Au sein d’Armatis Bordeaux, le respect de ce principe d'égalité se manifeste dès l'embauche, dans la politique de recrutement et de rémunération des nouveaux embauchés et, tout au long de la carrière. Les partenaires ont ainsi pour objectif d'améliorer, au besoin, les possibilités de rééquilibrage hommes-femmes au niveau du recrutement et de la formation professionnelle, de maintenir la proportion d'hommes et de femmes affectés à des postes de responsabilité, et de favoriser l'articulation entre l’activité professionnelle et l’exercice de la responsabilité familiale.
Les parties confirment donc leur volonté de poursuivre les actions engagées pour le respect de l'égalité professionnelle et conviennent de les consolider par les dispositions du présent accord d'entreprise, applicable pour une durée déterminée de 3 ans.
ARTICLE 1 : EMBAUCHE
1.1 - Offres d’emploi L’entreprise s’engage à ce qu’aucun critère illicite ou discriminatoire (mention précisant le sexe, la situation familiale, l’âge, ...) n’apparaisse lors de la diffusion d’offres d’emploi, tant en interne qu’en externe, quels que soient la nature du contrat de travail et le type d’emploi proposé.
1.2 - Processus et critères de recrutement L’activité professionnelle d’Armatis Bordeaux est ouverte aux femmes comme aux hommes. Le processus de recrutement de l’entreprise est donc unique et des critères de sélection strictement identiques sont appliqués. Ces critères sont fondés sur les compétences (y compris l’expérience professionnelle), les aptitudes mesurées et les qualifications des candidats.
1.3 - Personnel en charge du recrutement L’entreprise s’engage à sensibiliser les collaborateurs en charge du recrutement aux principes de non-discrimination et d’égalité des chances entre les femmes et les hommes. Une formation à la prévention des discriminations sera dispensée auprès de chacun de ces collaborateurs, dans les trois mois suivants leur prise de fonction et dans les deux mois, du présent accord, pour le personnel concerné en poste qui n'en aurait pas bénéficié.
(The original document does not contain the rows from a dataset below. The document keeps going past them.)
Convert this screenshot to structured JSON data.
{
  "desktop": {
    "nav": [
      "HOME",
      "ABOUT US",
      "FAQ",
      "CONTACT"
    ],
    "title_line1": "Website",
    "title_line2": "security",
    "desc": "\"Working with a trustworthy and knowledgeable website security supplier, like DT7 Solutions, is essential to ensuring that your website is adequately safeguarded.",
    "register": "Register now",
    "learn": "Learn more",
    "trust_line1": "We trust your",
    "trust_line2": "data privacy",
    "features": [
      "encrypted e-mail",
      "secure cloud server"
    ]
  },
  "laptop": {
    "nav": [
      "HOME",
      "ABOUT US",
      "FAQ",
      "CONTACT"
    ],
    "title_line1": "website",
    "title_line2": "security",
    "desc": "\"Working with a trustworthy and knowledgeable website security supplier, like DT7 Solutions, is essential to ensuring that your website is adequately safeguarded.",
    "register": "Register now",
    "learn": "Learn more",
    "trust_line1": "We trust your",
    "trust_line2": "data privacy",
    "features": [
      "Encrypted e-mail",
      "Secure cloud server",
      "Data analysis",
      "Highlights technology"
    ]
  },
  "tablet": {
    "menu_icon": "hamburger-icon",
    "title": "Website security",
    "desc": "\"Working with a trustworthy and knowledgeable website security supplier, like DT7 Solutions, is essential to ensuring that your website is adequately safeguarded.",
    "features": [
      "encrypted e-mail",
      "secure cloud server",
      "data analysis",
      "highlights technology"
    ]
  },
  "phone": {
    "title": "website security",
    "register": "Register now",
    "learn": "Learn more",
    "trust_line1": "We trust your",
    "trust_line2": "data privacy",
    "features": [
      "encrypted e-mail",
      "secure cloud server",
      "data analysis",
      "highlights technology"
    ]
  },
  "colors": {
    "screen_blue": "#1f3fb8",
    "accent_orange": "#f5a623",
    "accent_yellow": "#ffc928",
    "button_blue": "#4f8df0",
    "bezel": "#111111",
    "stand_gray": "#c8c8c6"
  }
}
1.4 - Candidatures reçues et candidatures retenues L’entreprise veille à conserver un équilibre nécessaire dans le recrutement entre les femmes et les hommes. Lors du recrutement, la part respective des femmes et des hommes parmi les candidats retenus doit tendre, à compétences, expériences et profils équivalents, à correspondre à la représentation des femmes et des hommes parmi l’ensemble des candidats.
L’entreprise traitera identiquement les CV avec ou sans photo.
Dans le cadre de ses relations avec les établissements de formation cibles, lycées, universités ou écoles, l’entreprise s’attachera à inciter les femmes, comme les hommes, à s’orienter vers l’ensemble des filières métiers proposées. Ainsi, compte tenu de la situation actuelle, elle interviendra pour présenter les métiers de la Relation Client afin d’encourager davantage les étudiants présents dans certaines filières, en particulier les filières tertiaires, à choisir des métiers principalement occupés par des femmes (Chargé de Clientèle par exemple) et inversement, à inciter les étudiantes à postuler dans les filières métiers principalement occupées par des hommes (domaine informatique et services généraux par exemple).
De même, à l'occasion des journées "portes ouvertes" organisées en direction du public extérieur, une communication spécifique sur la non-discrimination à l'embauche liée au sexe sera systématiquement proposée.
1.5 – Rémunération à l’embauche L’entreprise garantit un niveau de classification et un niveau de salaire à l’embauche identiques entre les hommes et les femmes. La rémunération à l’embauche est liée au poste visé, au niveau de formation et d’expérience acquise et au type de responsabilités confiées ; elle ne tient en aucun cas compte du sexe de la personne recrutée.
1.6 – Objectifs de progression retenus dans le domaine « embauche »
L’analyse réalisée par l’entreprise fait apparaître, pour l’année 2023, une proportion de 63,15% en moyenne de représentation des femmes dans l’effectif.
L’entreprise fixe l’objectif de progression suivant :
Répartition des effectifs entre les hommes et les femmes
63% de femmes et 37% d’hommes pour l’année 2024
61% de femmes et 39% d’hommes pour l’année 2025
60% de femmes et 40% d’hommes pour l’année 2026
Par ailleurs, l’entreprise s’engage à maintenir au taux de 100% des collaborateurs en charge du recrutement formés aux principes de non-discrimination et d’égalité des chances entre les femmes et les hommes.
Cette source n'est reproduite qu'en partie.